So I've gotta get this SOB out I my tank. The other night my dotty back wandered it to it's rock an I guess this worm from tremors ate a massive hole out the side of it! Worm is a smart bastard too. I've had a trap in there for the past 12 hours and still can't get it out. It's wandered in far enough I thought 8"-10" and when I pulled the trap he sucked back into the rock. Im obsessed with this stupid thing. Don't even want to be at work right now. Lol

On a good note the Dottyback is still alive just a huge hole in him. ;( this guy earned a name now. Just need to figur it out. Here's a pic of the dotty back. Crap quality but you can still see it. He's a little Traumatized if say and hasn't been out of the rock work very far. Don't blame him


----------



## Crayon (Apr 13, 2014)

Is there any chance you can take the rock out that the worm is in? Probably not. I wasn't really sure which rock mine was in.
Do you have the trap fully extended? I used the dried krill that came w the trap, which seemed to be pretty good at attracting him. But I think frozen mysis would work too. Just make sure the worm can't actually get the food, as you don't want to keep this thing fed.
Yes, it becomes obsessive............you will lay awake plotting it's downfall.
sorry to hear the fish got nailed. I hope it pulls through.


----------



## mmatt (Feb 12, 2012)

Ya at least it's swimming around. Can't really remove the rock. It's the largest in the tank and full of other life, don't want to dip it. I think I'll loose some much better organisms. I have a larger trap then the green one. I think the food that I put in was crap quality so I'll try something else when i get home.

And pull the rock as a last option


----------



## J_T (Mar 25, 2011)

Drill a hole through the trap. When the worm goes in, stab a pin. Just wait. He cant go back the the hole, he will come out. If not, gently pull him out.

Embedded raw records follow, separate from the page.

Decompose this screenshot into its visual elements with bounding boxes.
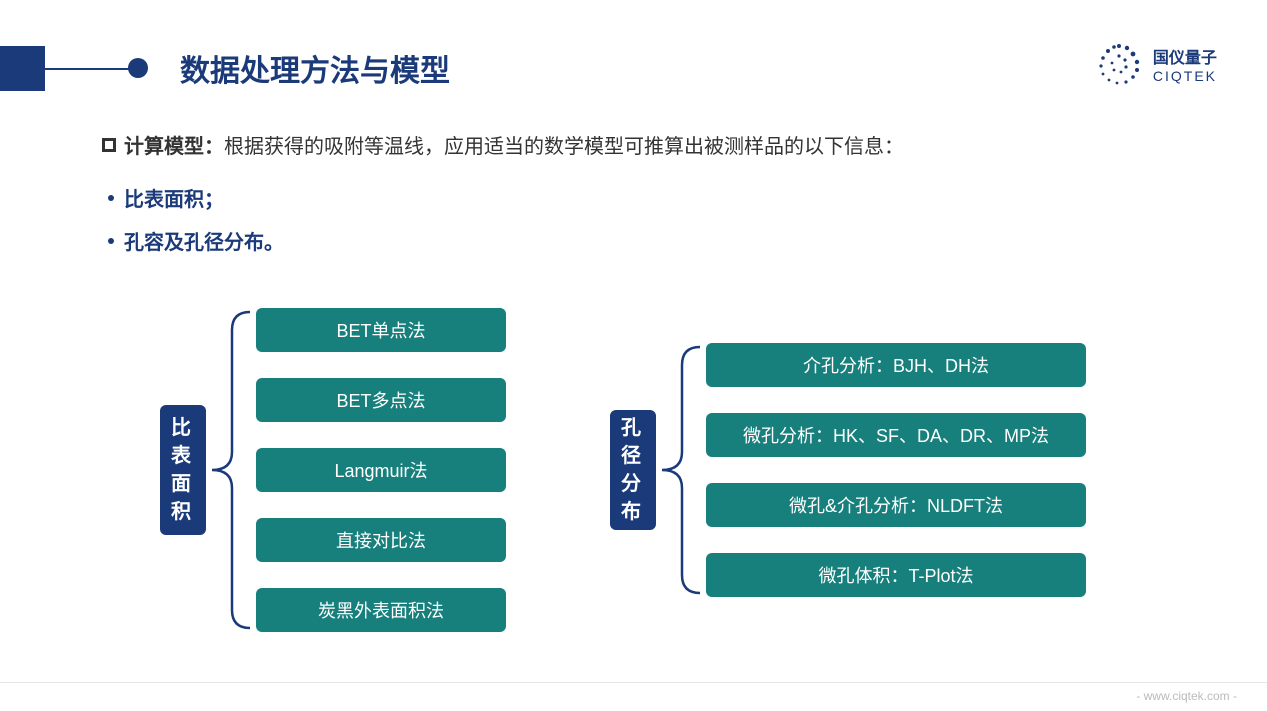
tree-root: 比表面积	[160, 405, 206, 535]
tree-leaf: 微孔分析：HK、SF、DA、DR、MP法	[706, 413, 1086, 457]
intro-list: 比表面积； 孔容及孔径分布。	[108, 183, 1187, 255]
tree-leaf: Langmuir法	[256, 448, 506, 492]
bracket-icon	[656, 343, 706, 597]
intro-item: 比表面积；	[108, 183, 1187, 212]
diagram-area: 比表面积 BET单点法 BET多点法 Langmuir法直接对比法炭黑外表面积法 孔径分…	[0, 280, 1267, 680]
tree-leaf: BET多点法	[256, 378, 506, 422]
tree-leaf: 炭黑外表面积法	[256, 588, 506, 632]
tree-leaf: 直接对比法	[256, 518, 506, 562]
tree-leaf: BET单点法	[256, 308, 506, 352]
header-dot	[128, 58, 148, 78]
tree-leaf: 微孔&介孔分析：NLDFT法	[706, 483, 1086, 527]
tree-leaf: 介孔分析：BJH、DH法	[706, 343, 1086, 387]
group-surface-area: 比表面积 BET单点法 BET多点法 Langmuir法直接对比法炭黑外表面积法	[160, 308, 506, 632]
header-line	[45, 68, 135, 70]
tree-root: 孔径分布	[610, 410, 656, 530]
bracket-icon	[206, 308, 256, 632]
page-title: 数据处理方法与模型	[180, 46, 450, 90]
group-pore-distribution: 孔径分布 介孔分析：BJH、DH法微孔分析：HK、SF、DA、DR、MP法微孔&介…	[610, 343, 1086, 597]
intro-text: 根据获得的吸附等温线，应用适当的数学模型可推算出被测样品的以下信息：	[224, 136, 904, 158]
dot-bullet-icon	[108, 195, 114, 201]
header-accent-block	[0, 46, 45, 91]
intro-label: 计算模型：	[124, 136, 224, 158]
intro-block: 计算模型：根据获得的吸附等温线，应用适当的数学模型可推算出被测样品的以下信息： …	[102, 130, 1187, 269]
dot-bullet-icon	[108, 238, 114, 244]
brand-logo: 国仪量子 CIQTEK	[1095, 40, 1217, 88]
intro-line: 计算模型：根据获得的吸附等温线，应用适当的数学模型可推算出被测样品的以下信息：	[102, 130, 1187, 159]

Sent from my iPhone using Tapatalk


----------



## Crayon (Apr 13, 2014)

Wow, that's a great idea! Will keep that in mind if it happens again.


----------



## mmatt (Feb 12, 2012)

So after all night last and tonight I finally got the little son of a gun. Changed out the food in the trap with mysis shrimp after work and after all the lights were off...bam!! I waited until he was almost all the when down to the bottom of the trap where the food was and pulled the trap out. 
Can't believe he are such a chunk out of my Dottyback. I've got a small chromis missing now too. Prob another issue. Lol 
Here's a pic


----------



## mmatt (Feb 12, 2012)

Might get this thing stuffed and hang it on the wall since it's the only hunting I've ever done. Lol. Hang it on the wall infront of the tank as a warning to any other big nasty worm that thinks it can set up shop in my tank. Mmmmhmmmmm!!lol


----------



## Crayon (Apr 13, 2014)

Yah! Glad to hear you got it. That's excellent! Maybe we could put all these worms in their own tank and let them duke it out. We could have worm battles. Maybe a little side wager........


----------



## Crayon (Apr 13, 2014)

I think Eunice worm is on the menu for the BBQ coming up too. In good Canadian fashion, eat what you hunt!


----------



## mmatt (Feb 12, 2012)

Under ground worm fighting ring!! I'm down! I got money on mine since it already had the taste of fish flesh. Lol


----------



## Crayon (Apr 13, 2014)

Baby brother in training. Word must be out that the gang hangs out in my tank. I found another one today!


----------



## mmatt (Feb 12, 2012)

Damn little sons of b's!!!'


----------



## Sea MunnKey (Oct 2, 2014)

Ha ha hah .... me likey 



mmatt said:


> Damn little sons of b's!!!'


----------



## Woodnote (Nov 10, 2014)

Well I'm officially terrified...


----------



## Crayon (Apr 13, 2014)

This one was in the sump/overflow. So......I'm thinking they're hatching?
Maybe a little Alien happening?


----------